И тут Хогарт допустил поразительное легкомыслие. Он позволил резчику перевернуть изображение при гравировке, так что все переместилось слева направо. Кое-что было затем исправлено, а другие вещи так и остались зеркально обращенными, что сильно им повредило, так как всем отлично известно, что восприятие заметно меняется, если мы разглядываем картину в зеркало.
Но и это еще полбеды. Куда досаднее, что в гравюрах просто пропала, исчезла, будто ее и не было никогда, тонкость характеров, и так не всегда украшавших полотна «Карьеры распутника». Горбунья-невеста превратилась в омерзительную смешную карлицу, лишенную начисто напряженной и трагической душевной жизни. Вообще все внешнее грубо-комическое оказалось бесцеремонно утрированным, и всякий второстепенный вздор полез наружу.

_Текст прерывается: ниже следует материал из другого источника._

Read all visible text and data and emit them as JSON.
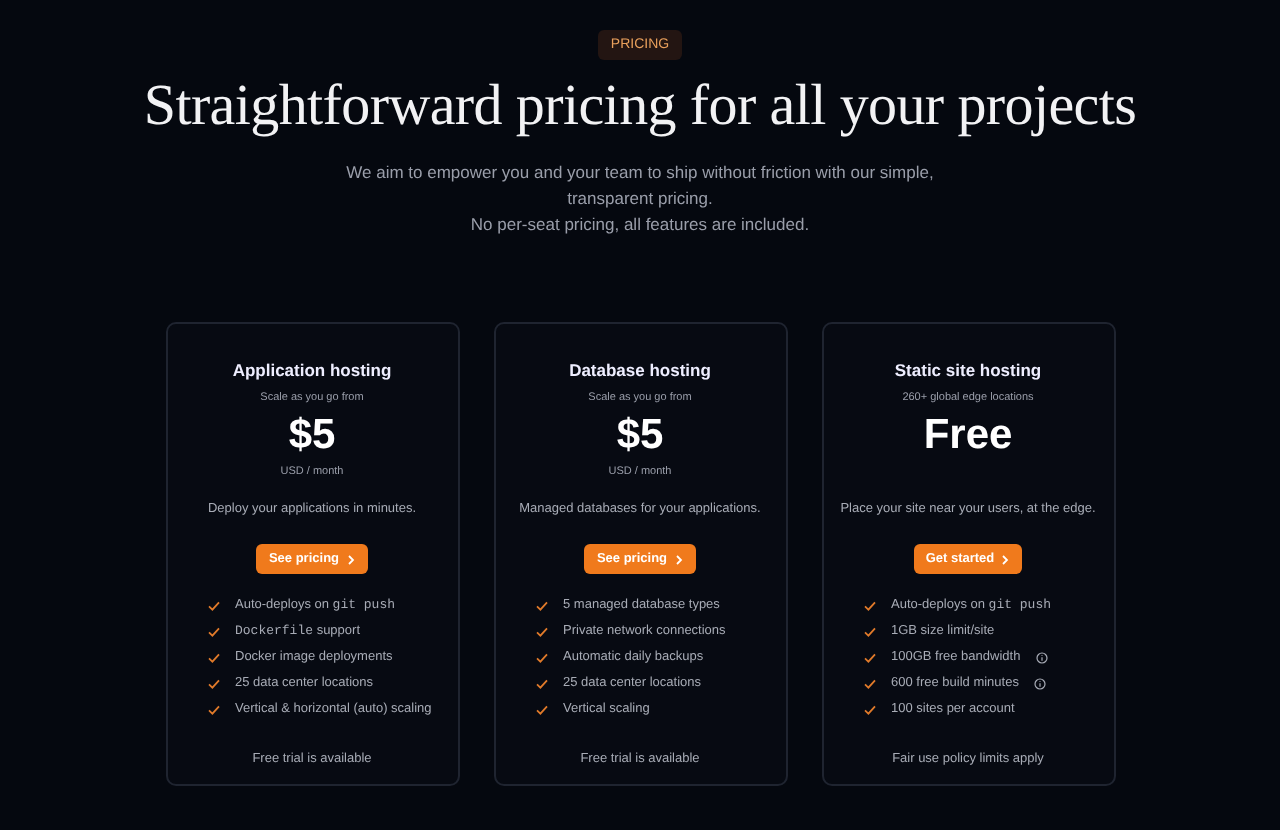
{
  "badge": "PRICING",
  "title": "Straightforward pricing for all your projects",
  "intro": [
    "We aim to empower you and your team to ship without friction with our simple, transparent pricing.",
    "No per-seat pricing, all features are included."
  ],
  "plans": [
    {
      "name": "Application hosting",
      "subtitle": "Scale as you go from",
      "price": "$5",
      "period": "USD / month",
      "description": "Deploy your applications in minutes.",
      "button": "See pricing",
      "features": [
        {
          "parts": [
            {
              "kind": "text",
              "text": "Auto-deploys on "
            },
            {
              "kind": "code",
              "text": "git push"
            }
          ],
          "info": false
        },
        {
          "parts": [
            {
              "kind": "code",
              "text": "Dockerfile"
            },
            {
              "kind": "text",
              "text": " support"
            }
          ],
          "info": false
        },
        {
          "parts": [
            {
              "kind": "text",
              "text": "Docker image deployments"
            }
          ],
          "info": false
        },
        {
          "parts": [
            {
              "kind": "text",
              "text": "25 data center locations"
            }
          ],
          "info": false
        },
        {
          "parts": [
            {
              "kind": "text",
              "text": "Vertical & horizontal (auto) scaling"
            }
          ],
          "info": false
        }
      ],
      "footer": "Free trial is available"
    },
    {
      "name": "Database hosting",
      "subtitle": "Scale as you go from",
      "price": "$5",
      "period": "USD / month",
      "description": "Managed databases for your applications.",
      "button": "See pricing",
      "features": [
        {
          "parts": [
            {
              "kind": "text",
              "text": "5 managed database types"
            }
          ],
          "info": false
        },
        {
          "parts": [
            {
              "kind": "text",
              "text": "Private network connections"
            }
          ],
          "info": false
        },
        {
          "parts": [
            {
              "kind": "text",
              "text": "Automatic daily backups"
            }
          ],
          "info": false
        },
        {
          "parts": [
            {
              "kind": "text",
              "text": "25 data center locations"
            }
          ],
          "info": false
        },
        {
          "parts": [
            {
              "kind": "text",
              "text": "Vertical scaling"
            }
          ],
          "info": false
        }
      ],
      "footer": "Free trial is available"
    },
    {
      "name": "Static site hosting",
      "subtitle": "260+ global edge locations",
      "price": "Free",
      "description": "Place your site near your users, at the edge.",
      "button": "Get started",
      "features": [
        {
          "parts": [
            {
              "kind": "text",
              "text": "Auto-deploys on "
            },
            {
              "kind": "code",
              "text": "git push"
            }
          ],
          "info": false
        },
        {
          "parts": [
            {
              "kind": "text",
              "text": "1GB size limit/site"
            }
          ],
          "info": false
        },
        {
          "parts": [
            {
              "kind": "text",
              "text": "100GB free bandwidth"
            }
          ],
          "info": true
        },
        {
          "parts": [
            {
              "kind": "text",
              "text": "600 free build minutes"
            }
          ],
          "info": true
        },
        {
          "parts": [
            {
              "kind": "text",
              "text": "100 sites per account"
            }
          ],
          "info": false
        }
      ],
      "footer": "Fair use policy limits apply"
    }
  ]
}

Правда, тут уже приходится удивляться самому мистеру Хогарту. Ничтоже сумняшеся, он наполняет и без того не слишком лаконичные композиции новыми, отсутствовавшими в картинах подробностями, превращая гравюру уж просто в какой-то памфлет, который надо читать с лупой в руках. Чего стоит хотя бы метаморфоза, происшедшая с картиной «Его лэве», где и так был преизбыток персонажей и явно недоставало логической связи между ними.
Уже в картине были намеки на вражду знаменитого Генделя[11]
с итальянской оперной труппой под руководством Порпоры (что можно было заключить из нотной тетради, где значились в числе исполнителей певцы и Генделя, и его противника). В гравюре же из-за плеча музыканта падает на пол длиннейшая бумажная лента с бесконечной надписью, полной запутанных и забавных для той поры сопоставлений имен, названий и прочего, что давно уже утратило интерес. Словом, музыкант превратился в некую курьезную фигуру, заставляющую вспомнить и Генделя, и Порпору, и знаменитого певца-кастрата Фаринелли. Не много ли? А если прибавить к этому, что каждая гравюра получила пространную и нравоучительную стихотворную подпись, то уж совсем становится скучно.Смешно было бы упрекать Хогарта за то, что он следовал вкусам своего века, но нельзя не пожалеть, что он так много растерял, переводя живопись в гравюры, доверив к тому же дело человеку не вполне достойному.